The excavations in The Globe Field were designed to investigate a series of stone banks or walls, that subdivide this enclosure internally.

Provisional results from the 2023 dig

The results of the 2023 excavations are not yet fully compiled (switching from an August/September dig to a May/June timing meant a rather short winter for the post-excavation studies to be completed!), but a tentative story for the development of the site is emerging (although it might easily be altered by the results of the 2024 season!)..

The earliest activity detected in 2023 was part of what was probably a small gully, containing some metalworking waste and a moderate quantity of charred wheat. This wheat was radiocarbon dated to cal. AD 596 – 664. This date is excitingly early – although significantly later than the time of Illtud (usually interpreted to have lived very approximately AD460 – 525) and Samson (very approximately AD 490-565), it probably predates the visit of Samson’s biographer to Llantwit (probably AD 680×700).

As the fame of Llantwit as the cult centre of Illtud, and probably as a burial ground for the kings of Glywysing, grew so a large area appears to have been given over to burial. West of the stream at the Globe Field there are burials of the mid-7th to late 8th centuries, the 2023 excavation produced an infant burial of the 8th-9th centuries as well as a substantial amount of disarticulated bone eroded from somewhere up slope (including a femur with a similar radiocarbon date to the in-situ infant). Undated burials were found at the Hayes in the 1860s. The late 8th to 9th century is also the period of the inscribed stones now in the Galilee Chapel, suggesting that high status burials were focused on the modern church site.

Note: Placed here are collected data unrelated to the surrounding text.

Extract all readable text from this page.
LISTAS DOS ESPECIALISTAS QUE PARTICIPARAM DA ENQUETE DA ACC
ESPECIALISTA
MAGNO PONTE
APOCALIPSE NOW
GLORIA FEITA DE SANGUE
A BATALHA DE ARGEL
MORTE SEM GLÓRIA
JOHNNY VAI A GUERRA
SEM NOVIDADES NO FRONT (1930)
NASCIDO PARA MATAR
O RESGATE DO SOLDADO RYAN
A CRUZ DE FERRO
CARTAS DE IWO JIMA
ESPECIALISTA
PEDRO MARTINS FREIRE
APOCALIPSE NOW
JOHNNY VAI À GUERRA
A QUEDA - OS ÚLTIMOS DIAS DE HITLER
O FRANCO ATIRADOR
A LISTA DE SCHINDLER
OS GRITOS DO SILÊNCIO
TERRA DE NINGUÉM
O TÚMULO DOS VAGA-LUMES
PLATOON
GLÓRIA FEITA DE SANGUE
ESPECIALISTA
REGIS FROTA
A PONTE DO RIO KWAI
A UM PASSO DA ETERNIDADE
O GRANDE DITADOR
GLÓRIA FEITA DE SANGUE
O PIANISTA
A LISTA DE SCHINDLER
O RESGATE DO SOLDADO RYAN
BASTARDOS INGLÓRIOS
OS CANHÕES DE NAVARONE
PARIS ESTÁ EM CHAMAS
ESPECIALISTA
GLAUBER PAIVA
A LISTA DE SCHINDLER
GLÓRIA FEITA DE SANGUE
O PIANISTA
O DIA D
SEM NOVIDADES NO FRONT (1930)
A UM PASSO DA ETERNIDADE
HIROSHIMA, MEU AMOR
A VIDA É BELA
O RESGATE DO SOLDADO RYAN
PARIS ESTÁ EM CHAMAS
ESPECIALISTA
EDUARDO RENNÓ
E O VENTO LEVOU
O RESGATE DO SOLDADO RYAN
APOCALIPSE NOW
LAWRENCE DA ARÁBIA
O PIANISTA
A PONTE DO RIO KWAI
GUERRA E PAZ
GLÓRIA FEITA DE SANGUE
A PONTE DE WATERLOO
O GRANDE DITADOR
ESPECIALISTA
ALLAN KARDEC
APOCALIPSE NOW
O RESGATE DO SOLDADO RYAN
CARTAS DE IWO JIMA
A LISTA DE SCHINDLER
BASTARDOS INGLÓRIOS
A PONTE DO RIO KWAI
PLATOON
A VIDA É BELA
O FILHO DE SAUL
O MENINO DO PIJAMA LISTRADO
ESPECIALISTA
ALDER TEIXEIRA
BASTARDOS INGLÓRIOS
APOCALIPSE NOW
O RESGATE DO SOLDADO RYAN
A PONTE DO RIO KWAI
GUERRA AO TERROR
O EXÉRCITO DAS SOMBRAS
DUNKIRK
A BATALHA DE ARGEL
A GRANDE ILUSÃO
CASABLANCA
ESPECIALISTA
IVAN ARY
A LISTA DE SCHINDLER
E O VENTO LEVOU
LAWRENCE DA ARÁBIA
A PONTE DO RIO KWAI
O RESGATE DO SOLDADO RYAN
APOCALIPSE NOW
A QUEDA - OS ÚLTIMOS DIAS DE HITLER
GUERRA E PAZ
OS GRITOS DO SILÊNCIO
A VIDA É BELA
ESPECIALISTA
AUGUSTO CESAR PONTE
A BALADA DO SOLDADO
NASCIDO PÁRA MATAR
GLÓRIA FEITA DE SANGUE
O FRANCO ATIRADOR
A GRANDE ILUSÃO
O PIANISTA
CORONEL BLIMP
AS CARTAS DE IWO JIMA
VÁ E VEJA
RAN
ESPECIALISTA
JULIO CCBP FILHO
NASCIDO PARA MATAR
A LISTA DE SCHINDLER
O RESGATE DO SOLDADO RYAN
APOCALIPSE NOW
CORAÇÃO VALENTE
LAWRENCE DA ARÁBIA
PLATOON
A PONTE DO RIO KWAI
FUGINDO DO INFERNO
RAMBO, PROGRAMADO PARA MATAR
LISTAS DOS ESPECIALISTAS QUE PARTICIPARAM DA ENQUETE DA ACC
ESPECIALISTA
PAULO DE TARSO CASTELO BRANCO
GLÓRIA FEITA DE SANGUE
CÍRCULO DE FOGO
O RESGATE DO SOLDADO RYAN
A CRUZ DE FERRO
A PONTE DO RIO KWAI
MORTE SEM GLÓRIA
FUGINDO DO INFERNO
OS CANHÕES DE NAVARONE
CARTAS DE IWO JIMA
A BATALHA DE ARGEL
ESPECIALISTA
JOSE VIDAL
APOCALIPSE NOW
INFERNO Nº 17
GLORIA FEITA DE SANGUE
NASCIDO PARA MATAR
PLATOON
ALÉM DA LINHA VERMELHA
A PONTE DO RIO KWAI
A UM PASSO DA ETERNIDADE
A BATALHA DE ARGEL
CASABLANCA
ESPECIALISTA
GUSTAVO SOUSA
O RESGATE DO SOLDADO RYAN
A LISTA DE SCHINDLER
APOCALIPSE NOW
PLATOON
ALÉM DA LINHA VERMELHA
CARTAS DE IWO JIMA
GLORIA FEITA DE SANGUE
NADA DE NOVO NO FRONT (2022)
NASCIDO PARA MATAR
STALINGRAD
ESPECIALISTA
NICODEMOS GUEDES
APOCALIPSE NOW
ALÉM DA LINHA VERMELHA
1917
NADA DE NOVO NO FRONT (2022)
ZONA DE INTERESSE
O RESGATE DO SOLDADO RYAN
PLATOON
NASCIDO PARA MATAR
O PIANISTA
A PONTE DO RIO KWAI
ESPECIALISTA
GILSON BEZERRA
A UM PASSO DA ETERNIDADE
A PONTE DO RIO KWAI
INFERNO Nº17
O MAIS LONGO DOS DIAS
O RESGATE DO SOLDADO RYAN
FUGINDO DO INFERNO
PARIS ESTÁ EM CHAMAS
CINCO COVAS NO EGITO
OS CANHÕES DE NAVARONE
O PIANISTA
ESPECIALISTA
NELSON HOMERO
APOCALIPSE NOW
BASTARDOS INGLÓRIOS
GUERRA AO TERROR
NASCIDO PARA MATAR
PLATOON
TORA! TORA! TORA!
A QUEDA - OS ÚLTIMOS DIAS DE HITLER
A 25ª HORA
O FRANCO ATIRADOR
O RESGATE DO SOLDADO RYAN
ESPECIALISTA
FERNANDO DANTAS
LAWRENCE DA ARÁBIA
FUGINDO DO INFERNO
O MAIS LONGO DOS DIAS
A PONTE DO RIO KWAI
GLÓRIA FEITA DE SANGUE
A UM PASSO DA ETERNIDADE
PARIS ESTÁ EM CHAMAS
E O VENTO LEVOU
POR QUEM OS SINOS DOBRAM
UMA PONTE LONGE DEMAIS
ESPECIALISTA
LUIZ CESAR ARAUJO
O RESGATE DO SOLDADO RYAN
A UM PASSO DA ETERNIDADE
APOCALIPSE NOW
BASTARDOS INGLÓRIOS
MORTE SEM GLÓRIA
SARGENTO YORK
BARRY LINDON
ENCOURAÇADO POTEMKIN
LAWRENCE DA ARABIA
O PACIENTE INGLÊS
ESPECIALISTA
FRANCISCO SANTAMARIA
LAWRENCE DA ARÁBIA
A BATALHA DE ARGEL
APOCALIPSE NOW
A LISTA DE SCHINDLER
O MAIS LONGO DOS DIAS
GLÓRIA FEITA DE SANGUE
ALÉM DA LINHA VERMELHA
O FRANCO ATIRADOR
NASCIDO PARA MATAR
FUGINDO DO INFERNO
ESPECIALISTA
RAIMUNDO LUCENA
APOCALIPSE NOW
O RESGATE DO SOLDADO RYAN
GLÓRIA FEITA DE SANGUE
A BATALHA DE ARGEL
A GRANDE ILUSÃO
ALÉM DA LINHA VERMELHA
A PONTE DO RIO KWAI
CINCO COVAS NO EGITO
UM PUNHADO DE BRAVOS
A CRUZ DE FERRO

After the 9th century, the site in The Globe Field appears to have been used for livestock, perhaps pigs, and significant erosion occurred during thee 10th and 11th centuries (including of earlier graves). This occurred at a time when the documentary evidence for Llantwit also breaks down – there are no more written references to an Abbot for instance. The focus of local secular power may have moved eastwards, the forces of Dyfed invaded Glywysing in the mid-10th century and the site may have lost royal patronage.

A complete change of land-organisation and land-use was marked by the creation of a network of drystone field walls (the features that had attracted us to the site in the first place). These walls, each 70-80cm thick, bounded a series of small fields and currently appear to date from around the time of the Norman invasion (c. AD 1100). They may reflect major changes brought to site either following the granting of the church to Tewkesbury Abbey or from the influence of the rise of Llandaff Cathedral. The ‘Life’ of St Illtud, written at around this same time, certainly shows a rather pro-Llandaff agenda, as well as a clear intent to stimulate pilgrimage. These fields show the development of lynchets – in which soil moves downslope (usually because of tillage), eroding at the upper edge of the field and accumulating at the bottom of the field, that developed rapidly during the 12th century.

The network of small arable fields does not appear to have survived long. The build up of the lynchets probably caused the stone walls to collapse by the end of the 13th or early in the 14th century.

The later history of The Globe Field appears to have been mainly as a pasture, except for the eventual subdivision of the field to provide a vegetable garden in its southern half.

The plan for 2024

The aim for the 2024 season is to examine a much wider area of the early features than was possible in 2023. To achieve this, the ‘L’-shaped trench will largely avoid the medieval stone walls that were studies in detail in 2023. The ‘L’-shape is intended to provide both a transect down the slope towards the stream as well as an ‘along-slope’ element to join up the areas at either end of the 2023 trench that showed such different sequences.

Blog

15/04/24: after a busy weekend at the Cardiff University Conference on Medieval Wales, at which a summary of last year’s work was presented, focus now shifts to this season. It is getting hard(er!) to move around the office as the deliveries of consumables for the excavation arrive. The students arrive on site 5 weeks today.